Ang Lee é um diretor que acredita na sensibilidade do ser humano, mesmo que muitas vezes às avessas. Em seu currículo, não faltam referências a isto, seja de forma mais trágica como em O Segredo de Brokeback Mountain (2006), através da ciência na sua versão de Hulk (2003) ou em um contexto familiar, como em Tempestade de Gelo (1997). Porém, As Aventuras de Pi funciona como um renascimento do homem através da mente, afogando a tristeza pessoal e ressurgindo das cinzas na fantasia, como uma legítima fênix. É no conto do jovem Piscine e sua luta pela sobrevivência em alto mar que os sentimentos e, especialmente, os instintos ficam à flor da pele. Ora, o que é o tigre Richard Parker se não um duplo do protagonista, um espectro de sua selvageria contida, uma força nunca descoberta?

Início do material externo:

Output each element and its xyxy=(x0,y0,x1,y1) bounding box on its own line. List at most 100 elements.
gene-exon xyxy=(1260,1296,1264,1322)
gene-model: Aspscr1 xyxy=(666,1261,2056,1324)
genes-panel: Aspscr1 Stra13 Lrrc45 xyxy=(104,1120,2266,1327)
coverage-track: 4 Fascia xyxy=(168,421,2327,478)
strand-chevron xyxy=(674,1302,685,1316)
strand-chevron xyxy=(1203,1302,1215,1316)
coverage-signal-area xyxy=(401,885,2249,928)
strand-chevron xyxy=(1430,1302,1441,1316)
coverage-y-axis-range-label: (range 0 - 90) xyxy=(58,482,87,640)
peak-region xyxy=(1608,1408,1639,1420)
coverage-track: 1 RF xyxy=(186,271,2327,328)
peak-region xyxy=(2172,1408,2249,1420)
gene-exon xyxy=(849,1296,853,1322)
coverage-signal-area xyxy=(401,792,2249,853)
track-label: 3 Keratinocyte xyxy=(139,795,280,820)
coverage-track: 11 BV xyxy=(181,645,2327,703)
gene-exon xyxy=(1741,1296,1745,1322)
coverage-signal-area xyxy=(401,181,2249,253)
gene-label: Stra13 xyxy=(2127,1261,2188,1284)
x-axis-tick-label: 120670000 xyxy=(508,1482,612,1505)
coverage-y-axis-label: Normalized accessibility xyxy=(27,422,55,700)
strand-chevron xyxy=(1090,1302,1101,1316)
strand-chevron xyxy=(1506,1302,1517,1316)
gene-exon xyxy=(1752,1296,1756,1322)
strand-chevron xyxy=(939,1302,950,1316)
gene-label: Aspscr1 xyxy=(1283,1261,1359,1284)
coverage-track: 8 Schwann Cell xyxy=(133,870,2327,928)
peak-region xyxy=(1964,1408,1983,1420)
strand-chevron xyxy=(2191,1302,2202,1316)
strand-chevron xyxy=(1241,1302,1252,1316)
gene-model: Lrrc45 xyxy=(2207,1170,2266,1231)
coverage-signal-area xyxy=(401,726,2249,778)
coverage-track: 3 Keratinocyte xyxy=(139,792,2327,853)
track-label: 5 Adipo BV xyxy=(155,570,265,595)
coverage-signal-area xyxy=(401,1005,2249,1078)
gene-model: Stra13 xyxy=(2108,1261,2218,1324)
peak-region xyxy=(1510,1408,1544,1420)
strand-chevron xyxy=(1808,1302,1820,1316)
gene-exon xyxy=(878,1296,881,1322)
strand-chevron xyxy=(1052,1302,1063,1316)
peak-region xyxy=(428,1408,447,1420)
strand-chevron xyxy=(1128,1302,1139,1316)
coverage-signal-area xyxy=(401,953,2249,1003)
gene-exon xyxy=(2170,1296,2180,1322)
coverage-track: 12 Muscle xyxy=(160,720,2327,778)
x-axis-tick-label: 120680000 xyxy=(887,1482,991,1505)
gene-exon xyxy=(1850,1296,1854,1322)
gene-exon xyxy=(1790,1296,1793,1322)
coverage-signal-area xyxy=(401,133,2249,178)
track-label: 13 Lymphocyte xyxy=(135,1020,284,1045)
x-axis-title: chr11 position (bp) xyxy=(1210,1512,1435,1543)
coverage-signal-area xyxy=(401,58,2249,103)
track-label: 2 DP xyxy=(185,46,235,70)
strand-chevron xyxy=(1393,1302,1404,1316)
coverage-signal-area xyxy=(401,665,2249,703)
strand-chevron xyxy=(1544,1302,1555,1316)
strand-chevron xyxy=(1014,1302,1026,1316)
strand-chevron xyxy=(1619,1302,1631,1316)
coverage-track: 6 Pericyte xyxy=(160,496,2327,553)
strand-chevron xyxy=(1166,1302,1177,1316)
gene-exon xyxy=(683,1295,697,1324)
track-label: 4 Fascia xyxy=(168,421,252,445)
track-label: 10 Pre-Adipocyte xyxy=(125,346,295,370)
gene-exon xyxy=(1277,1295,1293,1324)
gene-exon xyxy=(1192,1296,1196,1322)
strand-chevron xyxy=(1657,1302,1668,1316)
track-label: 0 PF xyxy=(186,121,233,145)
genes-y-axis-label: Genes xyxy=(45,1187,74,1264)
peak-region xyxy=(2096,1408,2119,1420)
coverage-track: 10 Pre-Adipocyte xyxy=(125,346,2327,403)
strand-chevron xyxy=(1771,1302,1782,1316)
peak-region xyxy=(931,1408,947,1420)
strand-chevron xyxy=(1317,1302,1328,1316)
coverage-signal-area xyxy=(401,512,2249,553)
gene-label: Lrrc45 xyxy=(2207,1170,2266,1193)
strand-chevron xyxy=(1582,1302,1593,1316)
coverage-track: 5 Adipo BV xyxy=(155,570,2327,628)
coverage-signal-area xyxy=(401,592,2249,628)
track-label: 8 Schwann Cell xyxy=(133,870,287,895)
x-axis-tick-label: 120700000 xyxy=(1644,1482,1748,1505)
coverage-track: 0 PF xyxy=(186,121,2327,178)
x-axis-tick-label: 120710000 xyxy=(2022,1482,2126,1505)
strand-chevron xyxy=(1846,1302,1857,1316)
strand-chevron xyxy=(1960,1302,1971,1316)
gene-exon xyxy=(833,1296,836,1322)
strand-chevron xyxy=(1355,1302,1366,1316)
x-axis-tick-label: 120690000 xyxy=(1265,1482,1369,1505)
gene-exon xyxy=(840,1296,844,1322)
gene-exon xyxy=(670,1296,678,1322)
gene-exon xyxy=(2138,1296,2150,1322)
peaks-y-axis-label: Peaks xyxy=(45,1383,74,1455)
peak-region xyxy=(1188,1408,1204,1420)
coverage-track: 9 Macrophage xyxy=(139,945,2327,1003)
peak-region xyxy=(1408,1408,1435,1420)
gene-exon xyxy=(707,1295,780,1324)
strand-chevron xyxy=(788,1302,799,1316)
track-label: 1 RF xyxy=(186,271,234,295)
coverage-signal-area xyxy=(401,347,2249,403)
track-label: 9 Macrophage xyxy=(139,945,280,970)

Lee tinha tudo para fazer o filme cair no sentimentalismo barato, porém o que consegue é mostrar uma história de fé natural e como cada um lida com sua dor, exemplificada da melhor maneira possível. Muitos falaram que a história seria difícil de ser contada. E é. Mas para quem gosta de bom cinema, é como poesia retratada através de imagens.

 

CONTRA:Reprodutor de ideias clichês e antiteológicas”, por Pedro Henrique Gomes

As Aventuras de Pi é, de um lado, produto de uma indústria (o sistema hollywoodiano) bastante eficiente; por outro, vítima das consequências desse enquadramento estético e conceitual puramente visual e narrativo (no sentido de diluição dos personagens em caricaturas, neste caso, do pensamento religioso, e na glorificação dos aparelhos), realizado para não incomodar ninguém. Numa outra via, tem um diretor nada inocente em suas ideias. Ora, a tese do filme de Ang Lee é clara: a espiritualidade de Pi não é necessariamente uma virtude, pois pode ser simplesmente uma ilusão que lhe serve bem desde que se escolha a narrativa certa (mesmo que seja falsa). Isto é, disfarçado de uma história sobre fé e superação, o filme quer mesmo é questionar a ordem dos discursos. Seu grande problema é que, para tanto, ele acaba tornando seu protagonista um robô reprodutor das ideias mais clichês e antiteológicas possíveis para que fique mais fácil colocá-las em disputa. As conversas entre Pi e o escritor reproduzem a ingenuidade dos personagens (um cético e um crente brincando de provar a existência de Deus) e inviabilizam uma discussão mais ampla e corajosa.